Dr. Hans Nauwynck, ein renommierter Professor an der Universität Gent, gibt uns einen Überblick über die wichtigsten Erkenntnisse, die er bei der Erforschung des PRRS-Virus seit dessen Entdeckung vor 30 Jahren gewonnen hat.

Eine umfangreiche Karriere in der PRRSV-Forschung

Dr. Hans Nauwynck, Professor an der Universität Gent (Belgien), kann auf eine beeindruckende und produktive Forscherkarriere zurückblicken. Er ist Autor von mehr als 450 fachlich geprüften Artikeln, 3 Buchkapiteln und 76 wissenschaftlichen Arbeiten, die er in den letzten 30 Jahren verfasste. Er gilt als einer der wichtigsten europäischen Forscher und ist mit Sicherheit der energischste! In diesem Artikel fassen wir unsere Diskussionen mit ihm darüber zusammen, wie sich PRRSV im Laufe der Zeit in den Betrieben weiterentwickelt hat.

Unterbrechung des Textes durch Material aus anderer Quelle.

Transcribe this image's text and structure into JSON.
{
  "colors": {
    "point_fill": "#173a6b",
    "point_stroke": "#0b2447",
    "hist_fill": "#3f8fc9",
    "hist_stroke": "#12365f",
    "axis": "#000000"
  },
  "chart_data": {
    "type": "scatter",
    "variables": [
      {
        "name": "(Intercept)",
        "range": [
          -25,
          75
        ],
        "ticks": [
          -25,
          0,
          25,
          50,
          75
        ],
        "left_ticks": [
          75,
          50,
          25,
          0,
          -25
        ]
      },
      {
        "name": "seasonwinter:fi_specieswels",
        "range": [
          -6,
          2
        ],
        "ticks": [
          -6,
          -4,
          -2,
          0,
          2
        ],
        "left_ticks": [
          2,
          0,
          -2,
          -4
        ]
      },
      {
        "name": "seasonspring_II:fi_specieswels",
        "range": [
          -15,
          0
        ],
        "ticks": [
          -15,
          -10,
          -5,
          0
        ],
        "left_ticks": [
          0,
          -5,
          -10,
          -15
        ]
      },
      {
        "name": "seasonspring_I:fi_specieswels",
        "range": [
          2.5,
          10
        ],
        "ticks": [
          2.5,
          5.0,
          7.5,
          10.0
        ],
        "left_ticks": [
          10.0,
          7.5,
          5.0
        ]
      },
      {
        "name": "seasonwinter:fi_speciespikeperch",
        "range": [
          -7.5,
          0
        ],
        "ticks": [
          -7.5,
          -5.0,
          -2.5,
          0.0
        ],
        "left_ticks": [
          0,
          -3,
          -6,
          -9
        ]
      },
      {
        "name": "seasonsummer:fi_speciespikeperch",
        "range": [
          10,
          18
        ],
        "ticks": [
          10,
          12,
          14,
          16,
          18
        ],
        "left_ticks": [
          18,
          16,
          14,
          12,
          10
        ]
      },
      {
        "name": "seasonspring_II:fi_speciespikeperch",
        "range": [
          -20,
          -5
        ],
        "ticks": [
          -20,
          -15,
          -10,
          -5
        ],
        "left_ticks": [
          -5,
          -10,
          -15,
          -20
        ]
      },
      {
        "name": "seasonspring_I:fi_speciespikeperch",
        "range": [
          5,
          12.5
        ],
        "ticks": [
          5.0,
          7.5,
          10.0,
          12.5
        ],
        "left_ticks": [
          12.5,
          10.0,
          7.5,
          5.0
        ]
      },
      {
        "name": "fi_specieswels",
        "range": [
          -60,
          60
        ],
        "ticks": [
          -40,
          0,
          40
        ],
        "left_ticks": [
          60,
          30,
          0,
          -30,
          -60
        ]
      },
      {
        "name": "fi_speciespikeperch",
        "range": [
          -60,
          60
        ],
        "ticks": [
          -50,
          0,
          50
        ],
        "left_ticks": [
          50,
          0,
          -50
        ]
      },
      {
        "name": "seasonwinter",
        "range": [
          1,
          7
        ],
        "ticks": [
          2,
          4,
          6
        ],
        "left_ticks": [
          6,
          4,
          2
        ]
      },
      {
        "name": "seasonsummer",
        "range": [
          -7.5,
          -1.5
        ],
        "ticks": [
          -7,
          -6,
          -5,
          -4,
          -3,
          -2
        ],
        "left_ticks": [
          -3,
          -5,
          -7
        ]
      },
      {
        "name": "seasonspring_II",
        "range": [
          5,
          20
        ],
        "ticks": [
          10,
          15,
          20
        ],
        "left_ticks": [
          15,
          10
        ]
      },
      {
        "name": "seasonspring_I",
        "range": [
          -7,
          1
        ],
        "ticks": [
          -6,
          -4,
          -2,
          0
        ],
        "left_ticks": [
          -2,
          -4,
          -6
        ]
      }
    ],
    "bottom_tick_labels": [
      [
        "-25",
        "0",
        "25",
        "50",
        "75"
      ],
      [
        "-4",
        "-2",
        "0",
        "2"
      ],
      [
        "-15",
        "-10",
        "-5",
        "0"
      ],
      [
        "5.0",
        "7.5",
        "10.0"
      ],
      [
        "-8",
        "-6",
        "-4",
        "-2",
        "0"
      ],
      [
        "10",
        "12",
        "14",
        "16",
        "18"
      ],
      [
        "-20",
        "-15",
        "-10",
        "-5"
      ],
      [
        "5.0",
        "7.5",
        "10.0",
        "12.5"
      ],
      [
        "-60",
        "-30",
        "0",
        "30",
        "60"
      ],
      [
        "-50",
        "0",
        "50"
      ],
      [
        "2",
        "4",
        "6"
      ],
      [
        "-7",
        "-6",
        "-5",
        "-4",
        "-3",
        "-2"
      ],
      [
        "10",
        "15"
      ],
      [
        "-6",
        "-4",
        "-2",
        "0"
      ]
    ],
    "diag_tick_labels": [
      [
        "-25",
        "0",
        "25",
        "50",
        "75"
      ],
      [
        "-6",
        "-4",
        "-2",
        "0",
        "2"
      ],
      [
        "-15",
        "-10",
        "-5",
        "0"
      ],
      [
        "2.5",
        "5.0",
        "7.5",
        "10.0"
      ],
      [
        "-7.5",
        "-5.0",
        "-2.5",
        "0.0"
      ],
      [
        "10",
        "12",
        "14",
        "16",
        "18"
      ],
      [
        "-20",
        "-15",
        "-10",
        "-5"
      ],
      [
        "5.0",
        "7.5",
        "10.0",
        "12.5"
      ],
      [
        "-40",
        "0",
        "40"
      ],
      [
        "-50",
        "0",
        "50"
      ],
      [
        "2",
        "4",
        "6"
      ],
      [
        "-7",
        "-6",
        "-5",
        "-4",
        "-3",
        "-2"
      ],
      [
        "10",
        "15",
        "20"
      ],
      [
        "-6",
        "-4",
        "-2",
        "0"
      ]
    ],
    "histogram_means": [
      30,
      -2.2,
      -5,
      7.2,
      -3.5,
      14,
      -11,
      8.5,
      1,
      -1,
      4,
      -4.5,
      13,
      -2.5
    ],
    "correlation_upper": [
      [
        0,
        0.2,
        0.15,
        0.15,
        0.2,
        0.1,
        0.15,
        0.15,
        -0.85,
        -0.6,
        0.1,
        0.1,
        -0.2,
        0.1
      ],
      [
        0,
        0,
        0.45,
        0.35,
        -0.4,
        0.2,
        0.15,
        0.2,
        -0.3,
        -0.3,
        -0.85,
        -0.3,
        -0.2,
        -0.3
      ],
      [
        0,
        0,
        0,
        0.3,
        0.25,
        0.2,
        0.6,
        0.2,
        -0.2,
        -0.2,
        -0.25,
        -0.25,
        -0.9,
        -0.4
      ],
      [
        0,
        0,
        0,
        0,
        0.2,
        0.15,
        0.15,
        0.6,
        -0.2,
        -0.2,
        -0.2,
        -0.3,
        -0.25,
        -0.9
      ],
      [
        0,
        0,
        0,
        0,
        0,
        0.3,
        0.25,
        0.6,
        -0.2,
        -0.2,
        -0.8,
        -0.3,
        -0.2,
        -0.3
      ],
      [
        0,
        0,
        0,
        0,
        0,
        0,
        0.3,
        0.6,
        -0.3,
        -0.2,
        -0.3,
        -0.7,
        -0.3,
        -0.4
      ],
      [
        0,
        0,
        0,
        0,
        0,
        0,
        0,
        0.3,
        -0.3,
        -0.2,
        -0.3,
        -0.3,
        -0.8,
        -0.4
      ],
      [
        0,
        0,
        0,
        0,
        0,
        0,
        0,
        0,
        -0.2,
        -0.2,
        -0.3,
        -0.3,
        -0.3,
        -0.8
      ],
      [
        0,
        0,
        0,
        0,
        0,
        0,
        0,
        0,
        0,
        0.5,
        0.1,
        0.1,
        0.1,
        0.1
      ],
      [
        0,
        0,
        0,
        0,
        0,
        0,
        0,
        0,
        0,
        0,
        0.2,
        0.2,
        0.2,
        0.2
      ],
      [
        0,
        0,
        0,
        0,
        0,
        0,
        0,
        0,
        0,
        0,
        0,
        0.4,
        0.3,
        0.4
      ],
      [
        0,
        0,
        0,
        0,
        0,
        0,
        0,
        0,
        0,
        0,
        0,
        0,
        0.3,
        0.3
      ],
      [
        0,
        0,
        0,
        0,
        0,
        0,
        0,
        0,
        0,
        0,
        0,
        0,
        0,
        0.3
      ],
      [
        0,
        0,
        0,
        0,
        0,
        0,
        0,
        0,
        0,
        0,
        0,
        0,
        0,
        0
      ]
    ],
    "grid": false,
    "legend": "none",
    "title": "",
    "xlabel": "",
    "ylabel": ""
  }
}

Probleme bezüglich PRRSV Typ 1

Zu Beginn seiner Karriere (90er Jahre) führte er Experimente durch, um das Verhalten von PRRSV-1 und PRRSV-2 zu untersuchen. Obwohl beide Stämme zu reproduktiven Störungen bei Sauen führten, zeigten sie sich auf Ebene der Atemwege bei jungen Schweinen völlig unterschiedlich. Bei Typ 2 war Atemnot ein augenfälliges Symptom. Typ 1-Stämme führten vor allem zu subklinischen Infektionen. In diesen Jahren verstand er, dass wir es in der EU mit einem völlig anderen Virus zu tun hatten als in den USA und Kanada. Der starke genetische Unterschied stimmte mit den klinischen Befunden überein (Abb. 1). Auch die Felderfahrungen waren sehr unterschiedlich. Mit den PRRSV-1-Stämmen verbreitete sich das Virus in den Mastställen extrem langsam. Es dauerte eine ganze Mastperiode, bis das Virus alle Schweine infiziert hatte. Dies deutete auf ein sehr ineffizientes Übertragungsvermögen hin. Eine schnellere Ausbreitung wurde bei PRRSV-2 beobachtet. In den USA wiesen Wissenschaftler eine aerogene Ausbreitung nach. In den 00er Jahren wurden in Russland/Belarus genetisch abweichende PRRSV-1-Stämme (Subtypen 2 und 3) identifiziert, die wesentlich virulenter und pathogener waren. In jüngerer Zeit breitet sich PRRSV-1 Subtyp 1 schneller aus und verursacht sogar offenkundige Erkrankungen (italienische Stämme).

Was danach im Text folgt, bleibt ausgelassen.